Em entrevista à Ponte, Géssica classifica as prisões temporárias como uma forma de opressão, e diz que a depredação das imagens de Marielle e Marighella só “nos mostra que há muitos fascistas em nosso país, estejam eles nas sombras ou no Planalto e eles têm se revelado cada vez mais”. Por isso, a ativista diz que seguirá lutando por um mundo que seja bom para quem está nas favelas e periferias.

Ponte – Você acredita que algo está por trás da sua prisão e a de Galo?

Géssica de Paula Silva – Acredito que tenha todo um aparato por trás das nossas prisões, além da questão do preconceito imposto pela elite, existem os interesses políticos também. Vejo isso mais como uma forma de opressão para silenciar todas as pautas que o Galo vem propondo ao longo da luta dele. E a minha prisão só realça isso, é uma forma de mostrar força e opressão em cima da luta dele.

Ponte – Como você se sentiu quando soube que seria presa temporariamente? Em que você pensou naquele momento?

Géssica de Paula Silva – No primeiro momento fiquei muito surpresa, pensava: “O que eu fiz? Qual foi o crime que cometi?”. Mas depois foi caindo a ficha, ali era mais uma vez o sistema mostrando toda sua opressão. E meu pensamento era focado na minha filha e em passar total segurança para o Paulo, para que ele entendesse que eu estava bem e que iria dar tudo certo. No momento da ação na estátua eu estava na minha casa com a minha filha e meu irmão mais novo.

Ponte – Diante de tudo o que está ocorrendo, como você vê o sistema de justiça no Brasil?

Géssica de Paula Silva – Eu sempre tive uma visão do sistema judiciário como fraco e que pune só os desfavorecidos, pretos e pobres. E com isso tudo que vivi e estou vivendo, tenho a plena certeza de que é fraco e falho além do extremo quando querem silenciar as ideias da periferia.

Ponte – Vocês temem sofrer alguma outra represália jurídica ou mesmo ameaças por conta da luta por direitos humanos no país? Pretendem seguir lutando?

Géssica de Paula Silva – A realidade é que já nascemos sendo ameaçados. Só por ser pobre, periférico e, além de tudo, pretos, fomos jogados às margens das sociedades.

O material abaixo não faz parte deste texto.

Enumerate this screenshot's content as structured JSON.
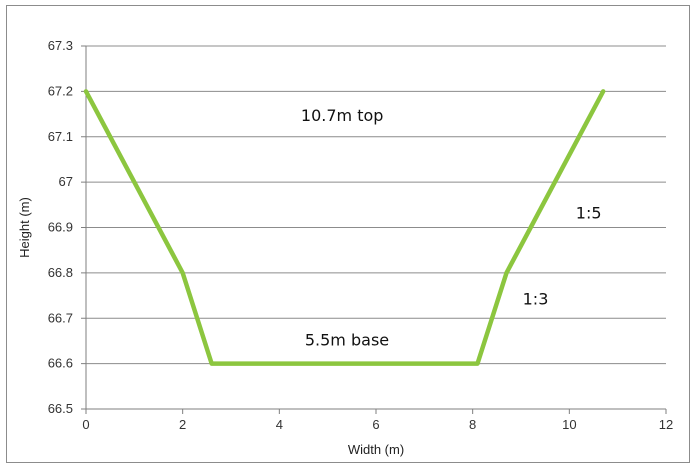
{
  "chart_data": {
    "type": "line",
    "title": "",
    "xlabel": "Width (m)",
    "ylabel": "Height (m)",
    "xlim": [
      0,
      12
    ],
    "ylim": [
      66.5,
      67.3
    ],
    "xticks": [
      0,
      2,
      4,
      6,
      8,
      10,
      12
    ],
    "yticks": [
      66.5,
      66.6,
      66.7,
      66.8,
      66.9,
      67.0,
      67.1,
      67.2,
      67.3
    ],
    "x_tick_labels": [
      "0",
      "2",
      "4",
      "6",
      "8",
      "10",
      "12"
    ],
    "y_tick_labels": [
      "66.5",
      "66.6",
      "66.7",
      "66.8",
      "66.9",
      "67",
      "67.1",
      "67.2",
      "67.3"
    ],
    "grid": "horizontal",
    "legend": "none",
    "series": [
      {
        "color": "#8cc63f",
        "points": [
          {
            "x": 0,
            "y": 67.2
          },
          {
            "x": 2,
            "y": 66.8
          },
          {
            "x": 2.6,
            "y": 66.6
          },
          {
            "x": 8.1,
            "y": 66.6
          },
          {
            "x": 8.7,
            "y": 66.8
          },
          {
            "x": 10.7,
            "y": 67.2
          }
        ]
      }
    ],
    "annotations": [
      {
        "text": "10.7m top",
        "x": 5.3,
        "y": 67.135
      },
      {
        "text": "5.5m base",
        "x": 5.4,
        "y": 66.64
      },
      {
        "text": "1:5",
        "x": 10.4,
        "y": 66.92
      },
      {
        "text": "1:3",
        "x": 9.3,
        "y": 66.73
      }
    ],
    "colors": {
      "gridline": "#8c8c8c",
      "axis": "#7f7f7f",
      "line": "#8cc63f"
    }
  }
}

Acabaram as senzalas e jogaram nossos antepassados nas ruas, que viraram cortiços, vielas e favelas atuais. Então, já nascemos marcados e isso é uma ameaça constante.

E, claro, temo sim em sofrer mais uma represália jurídica, tenho uma filha que depende de mim. Preciso estar ao lado dela. Em relação à luta, ela nasce dentro de nós, só temos que despertá-la, seguindo, resistindo e lutando por um mundo que seja bom não apenas para a elite branca dos bairros nobres, mas também para nós que estamos nas favelas e periferias.

Ponte – Como você vê as campanhas e o apoio pela libertação de vocês na internet? Qual a importância delas continuarem?

Géssica de Paula Silva – Como venho ressaltando, o povo unido faz coisas grandiosas e a união é a força de todo coletivo. Eu realmente me senti extasiada quando vi toda a mobilização – e ainda me sinto. Nesse momento ela é muito importante para que o sistema judicial veja que não estamos sozinhos, que o Paulo não está sozinho e que grande parte da sociedade não concorda com as nossas prisões.

Ponte – Qual a sua visão sobre os ataques aos monumentos a Marighella e Marielle depredados em São Paulo com a frase: ‘Viva Borba Gato’. O que isso demonstra sobre essa parcela da sociedade?

Géssica de Paula Silva – Primeiro de tudo, devemos começar com a seguinte pergunta: quem foi Marielle Franco? E Marighella? Porque a sociedade precisa conhecer quem marcou a história, que marcou de forma grandiosa. Até porque, ambos, Marielle e Marighella, de alguma forma tiveram suas imagens distorcidas por aqueles que nunca permitiram que a real história brasileira chegasse de forma clara e objetiva ao seu povo. Os vilões de cada época eram exaltados como grandes marcos brasileiros, enquanto os verdadeiros heróis eram colocados como bandidos.